Do incentives really motivate increased productivity? Do rewards guarantee repeated behavior? If you believe they do, then you’ll need to reward valued and productive employees – but only if you want to keep them. If you think your workers feel entitled to wages, then build incentives into employee productivity.

I should point out that a structured incentive program is not for every situation. It requires thought, advice, communication, and a real commitment to see it through.
Let your compensation consultant determine your business readiness for an incentive plan, but you can anticipate a few basic ideas:

  • Individual Performance. Give an employee $10 every time a customer commends his/her performance. Hand a receptionist a gift certificate for every five callers qualified as sales prospects.
  • Department Performance. Divide a cash prize among department workers when they exceed a target. For example, spread cash among customer service reps if satisfaction surveys hit the target or if they meet an attendance goal.
  • Overall Performance. Pay a bonus to everyone if the business meets its overall goals. (You can tier the distribution and require employee longevity.)
  • First pay a living wage.

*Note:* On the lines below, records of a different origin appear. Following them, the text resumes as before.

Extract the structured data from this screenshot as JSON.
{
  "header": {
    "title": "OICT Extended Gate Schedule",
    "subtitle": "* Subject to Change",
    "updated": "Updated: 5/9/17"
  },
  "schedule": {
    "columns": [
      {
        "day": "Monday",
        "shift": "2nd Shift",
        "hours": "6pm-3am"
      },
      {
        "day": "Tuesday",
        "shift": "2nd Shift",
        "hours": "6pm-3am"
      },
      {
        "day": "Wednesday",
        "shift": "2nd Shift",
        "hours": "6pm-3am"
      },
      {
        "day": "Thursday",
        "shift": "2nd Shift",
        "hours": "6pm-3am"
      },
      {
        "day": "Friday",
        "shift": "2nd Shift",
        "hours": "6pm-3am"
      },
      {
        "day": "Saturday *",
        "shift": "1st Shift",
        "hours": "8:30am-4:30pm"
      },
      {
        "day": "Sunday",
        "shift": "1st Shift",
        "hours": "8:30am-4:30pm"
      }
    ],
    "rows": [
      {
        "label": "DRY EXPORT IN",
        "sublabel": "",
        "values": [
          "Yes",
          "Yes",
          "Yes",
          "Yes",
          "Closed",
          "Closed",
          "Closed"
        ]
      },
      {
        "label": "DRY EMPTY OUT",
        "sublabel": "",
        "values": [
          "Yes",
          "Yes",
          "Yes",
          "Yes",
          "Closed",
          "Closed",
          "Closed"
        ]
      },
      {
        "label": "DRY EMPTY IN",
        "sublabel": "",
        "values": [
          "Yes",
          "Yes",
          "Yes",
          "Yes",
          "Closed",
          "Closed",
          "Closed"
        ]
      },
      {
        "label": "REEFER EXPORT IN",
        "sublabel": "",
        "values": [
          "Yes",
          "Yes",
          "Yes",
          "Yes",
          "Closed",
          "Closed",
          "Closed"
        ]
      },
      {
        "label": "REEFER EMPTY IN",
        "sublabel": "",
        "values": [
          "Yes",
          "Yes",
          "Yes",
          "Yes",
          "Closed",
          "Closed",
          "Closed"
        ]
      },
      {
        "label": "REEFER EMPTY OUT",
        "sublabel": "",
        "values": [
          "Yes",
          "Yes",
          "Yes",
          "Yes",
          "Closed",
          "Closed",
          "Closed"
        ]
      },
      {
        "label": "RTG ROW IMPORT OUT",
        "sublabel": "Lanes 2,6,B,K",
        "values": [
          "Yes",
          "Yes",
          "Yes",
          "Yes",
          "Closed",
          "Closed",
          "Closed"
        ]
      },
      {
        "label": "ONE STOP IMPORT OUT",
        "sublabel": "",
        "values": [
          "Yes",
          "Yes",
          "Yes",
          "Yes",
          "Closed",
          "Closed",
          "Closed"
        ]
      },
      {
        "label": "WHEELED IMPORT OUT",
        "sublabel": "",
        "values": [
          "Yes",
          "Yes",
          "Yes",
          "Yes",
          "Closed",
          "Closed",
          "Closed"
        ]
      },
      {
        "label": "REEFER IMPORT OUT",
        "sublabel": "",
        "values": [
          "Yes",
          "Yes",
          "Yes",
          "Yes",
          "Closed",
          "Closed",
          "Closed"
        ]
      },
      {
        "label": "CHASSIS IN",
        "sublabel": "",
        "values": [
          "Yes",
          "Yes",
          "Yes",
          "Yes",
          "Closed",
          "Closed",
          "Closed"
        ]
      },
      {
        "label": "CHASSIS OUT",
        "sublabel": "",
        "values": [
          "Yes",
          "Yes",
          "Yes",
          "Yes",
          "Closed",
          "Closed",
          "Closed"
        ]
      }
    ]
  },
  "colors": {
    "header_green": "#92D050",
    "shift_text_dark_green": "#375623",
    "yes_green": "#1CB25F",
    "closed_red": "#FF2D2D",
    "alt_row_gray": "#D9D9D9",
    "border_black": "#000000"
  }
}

If workers are not paid fairly in the first place, there is no incentive in improving your profits.
  • Understand that cash is not always the most effective incentive. For example, employees are more likely to be motivated by improved health or pension benefits.

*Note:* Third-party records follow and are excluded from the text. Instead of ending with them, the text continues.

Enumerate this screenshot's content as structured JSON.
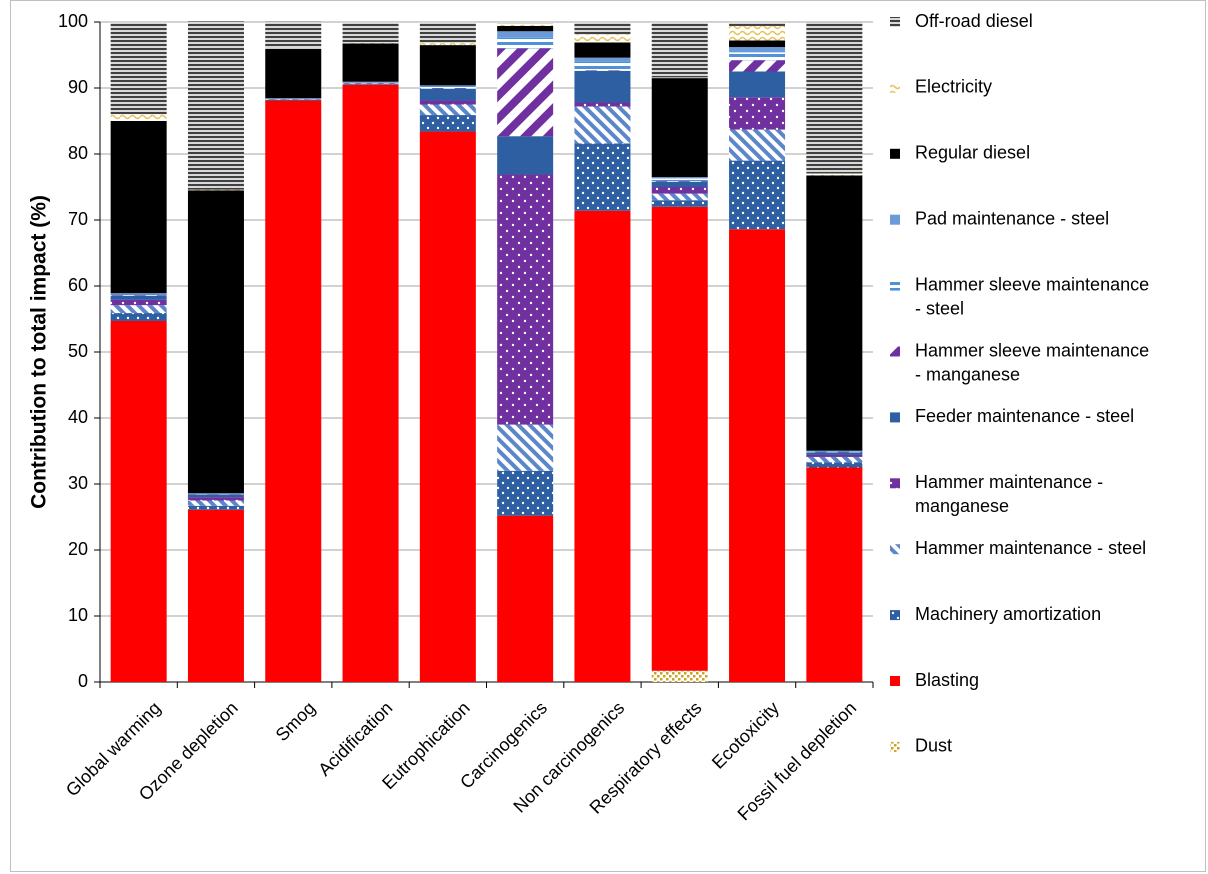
{
  "chart_data": {
    "type": "bar",
    "stacked": true,
    "ylabel": "Contribution to total impact (%)",
    "xlabel": "",
    "ylim": [
      0,
      100
    ],
    "yticks": [
      0,
      10,
      20,
      30,
      40,
      50,
      60,
      70,
      80,
      90,
      100
    ],
    "grid": true,
    "legend_position": "right",
    "categories": [
      "Global warming",
      "Ozone depletion",
      "Smog",
      "Acidification",
      "Eutrophication",
      "Carcinogenics",
      "Non carcinogenics",
      "Respiratory effects",
      "Ecotoxicity",
      "Fossil fuel depletion"
    ],
    "series": [
      {
        "name": "Dust",
        "color": "#c9a227",
        "pattern": "dust",
        "values": [
          0,
          0,
          0,
          0,
          0,
          0,
          0,
          1.7,
          0,
          0
        ]
      },
      {
        "name": "Blasting",
        "color": "#ff0000",
        "pattern": "solid",
        "values": [
          54.7,
          26.1,
          88.1,
          90.5,
          83.4,
          25.2,
          71.4,
          70.3,
          68.6,
          32.5
        ]
      },
      {
        "name": "Machinery amortization",
        "color": "#2e5fa3",
        "pattern": "dots",
        "values": [
          1.2,
          0.6,
          0.1,
          0.1,
          2.5,
          6.8,
          10.2,
          1.0,
          10.4,
          0.8
        ]
      },
      {
        "name": "Hammer maintenance - steel",
        "color": "#5b87c9",
        "pattern": "hatch",
        "values": [
          1.2,
          0.8,
          0.05,
          0.1,
          1.6,
          7.0,
          5.6,
          1.0,
          4.7,
          0.8
        ]
      },
      {
        "name": "Hammer maintenance - manganese",
        "color": "#7030a0",
        "pattern": "dots",
        "values": [
          0.8,
          0.5,
          0.05,
          0.05,
          0.6,
          37.9,
          0.6,
          1.0,
          4.9,
          0.3
        ]
      },
      {
        "name": "Feeder maintenance - steel",
        "color": "#2e5fa3",
        "pattern": "solid",
        "values": [
          0.6,
          0.4,
          0.05,
          0.1,
          1.8,
          5.8,
          4.8,
          0.8,
          3.9,
          0.4
        ]
      },
      {
        "name": "Hammer sleeve maintenance - manganese",
        "color": "#7030a0",
        "pattern": "diag",
        "values": [
          0.1,
          0.05,
          0,
          0,
          0.1,
          13.3,
          0.1,
          0.1,
          1.7,
          0.1
        ]
      },
      {
        "name": "Hammer sleeve maintenance - steel",
        "color": "#4f93d6",
        "pattern": "hstripe",
        "values": [
          0.2,
          0.1,
          0.05,
          0.05,
          0.3,
          1.6,
          1.3,
          0.4,
          1.2,
          0.1
        ]
      },
      {
        "name": "Pad maintenance - steel",
        "color": "#6a9bd8",
        "pattern": "solid",
        "values": [
          0.1,
          0.05,
          0.05,
          0.05,
          0.1,
          1.0,
          0.6,
          0.2,
          0.8,
          0.05
        ]
      },
      {
        "name": "Regular diesel",
        "color": "#000000",
        "pattern": "solid",
        "values": [
          26.1,
          45.9,
          7.5,
          5.8,
          6.1,
          0.8,
          2.3,
          15.0,
          1.0,
          41.7
        ]
      },
      {
        "name": "Electricity",
        "color": "#e5c35a",
        "pattern": "wave",
        "values": [
          1.0,
          0.1,
          0.1,
          0.1,
          0.3,
          0.3,
          1.2,
          0.1,
          2.2,
          0.3
        ]
      },
      {
        "name": "Off-road diesel",
        "color": "#404040",
        "pattern": "hstripe-gray",
        "values": [
          14.0,
          25.5,
          4.0,
          3.15,
          3.2,
          0.3,
          1.9,
          8.4,
          0.6,
          22.9
        ]
      }
    ]
  }
}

  • Performance problems may not be resolved with incentives. For example, poor performance may reflect poor morale that may be turned around with a change in equipment, supervision, or communication.

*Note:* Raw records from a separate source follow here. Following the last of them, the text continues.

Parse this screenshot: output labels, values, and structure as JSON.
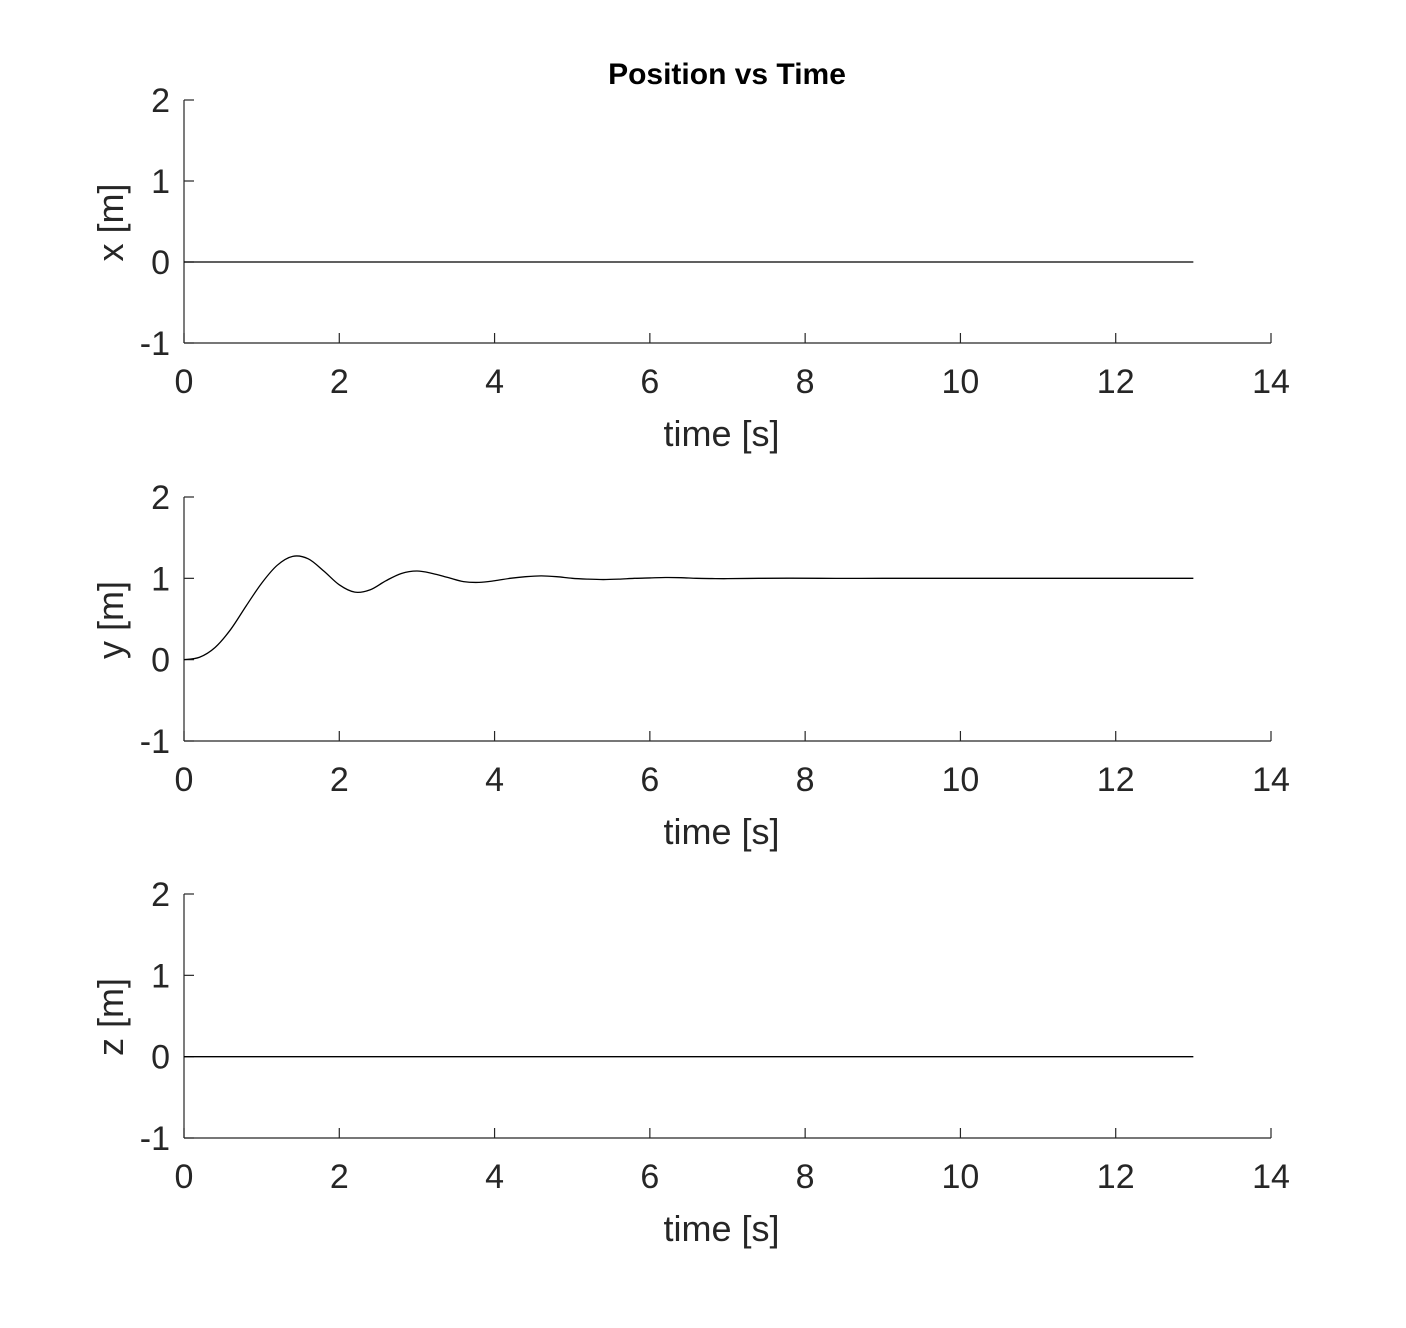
{
  "figure": {
    "title": "Position vs Time"
  },
  "chart_data": [
    {
      "type": "line",
      "title": "Position vs Time",
      "xlabel": "time [s]",
      "ylabel": "x [m]",
      "xlim": [
        0,
        14
      ],
      "ylim": [
        -1,
        2
      ],
      "xticks": [
        "0",
        "2",
        "4",
        "6",
        "8",
        "10",
        "12",
        "14"
      ],
      "yticks": [
        "-1",
        "0",
        "1",
        "2"
      ],
      "grid": false,
      "series": [
        {
          "x": [
            0,
            13
          ],
          "y": [
            0,
            0
          ]
        }
      ]
    },
    {
      "type": "line",
      "title": "",
      "xlabel": "time [s]",
      "ylabel": "y [m]",
      "xlim": [
        0,
        14
      ],
      "ylim": [
        -1,
        2
      ],
      "xticks": [
        "0",
        "2",
        "4",
        "6",
        "8",
        "10",
        "12",
        "14"
      ],
      "yticks": [
        "-1",
        "0",
        "1",
        "2"
      ],
      "grid": false,
      "series": [
        {
          "x": [
            0,
            0.2,
            0.4,
            0.6,
            0.8,
            1.0,
            1.2,
            1.4,
            1.6,
            1.8,
            2.0,
            2.2,
            2.4,
            2.6,
            2.8,
            3.0,
            3.2,
            3.4,
            3.6,
            3.8,
            4.0,
            4.2,
            4.4,
            4.6,
            4.8,
            5.0,
            5.2,
            5.4,
            5.6,
            5.8,
            6.0,
            6.2,
            6.4,
            6.6,
            6.8,
            7.0,
            7.4,
            7.8,
            8.2,
            8.6,
            9.0,
            10.0,
            11.0,
            12.0,
            13.0
          ],
          "y": [
            0,
            0.03,
            0.15,
            0.37,
            0.66,
            0.94,
            1.16,
            1.27,
            1.24,
            1.09,
            0.92,
            0.83,
            0.86,
            0.97,
            1.06,
            1.09,
            1.06,
            1.01,
            0.96,
            0.95,
            0.97,
            1.0,
            1.02,
            1.03,
            1.02,
            1.0,
            0.99,
            0.985,
            0.99,
            1.0,
            1.005,
            1.01,
            1.008,
            1.0,
            0.997,
            0.996,
            1.0,
            1.002,
            1.0,
            0.999,
            1.0,
            1.0,
            1.0,
            1.0,
            1.0
          ]
        }
      ]
    },
    {
      "type": "line",
      "title": "",
      "xlabel": "time [s]",
      "ylabel": "z [m]",
      "xlim": [
        0,
        14
      ],
      "ylim": [
        -1,
        2
      ],
      "xticks": [
        "0",
        "2",
        "4",
        "6",
        "8",
        "10",
        "12",
        "14"
      ],
      "yticks": [
        "-1",
        "0",
        "1",
        "2"
      ],
      "grid": false,
      "series": [
        {
          "x": [
            0,
            13
          ],
          "y": [
            0,
            0
          ]
        }
      ]
    }
  ]
}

  • Provide metrics for goals that are reasonably achievable. You cannot measure attitude; you can measure attendance. You cannot measure product knowledge, but you can count quality rejects.
  • Communicate clearly, thoroughly, and repeatedly the terms and conditions of the program. It is good to promote competition, but you’ll lose if the plan seems unfair or inconsistent. You might be surprised how hard it is to sell employees on their own benefits.

DO not do this on your own, and don’t even think about it if you are not willing to commit to honoring it for at least a targeted number of years.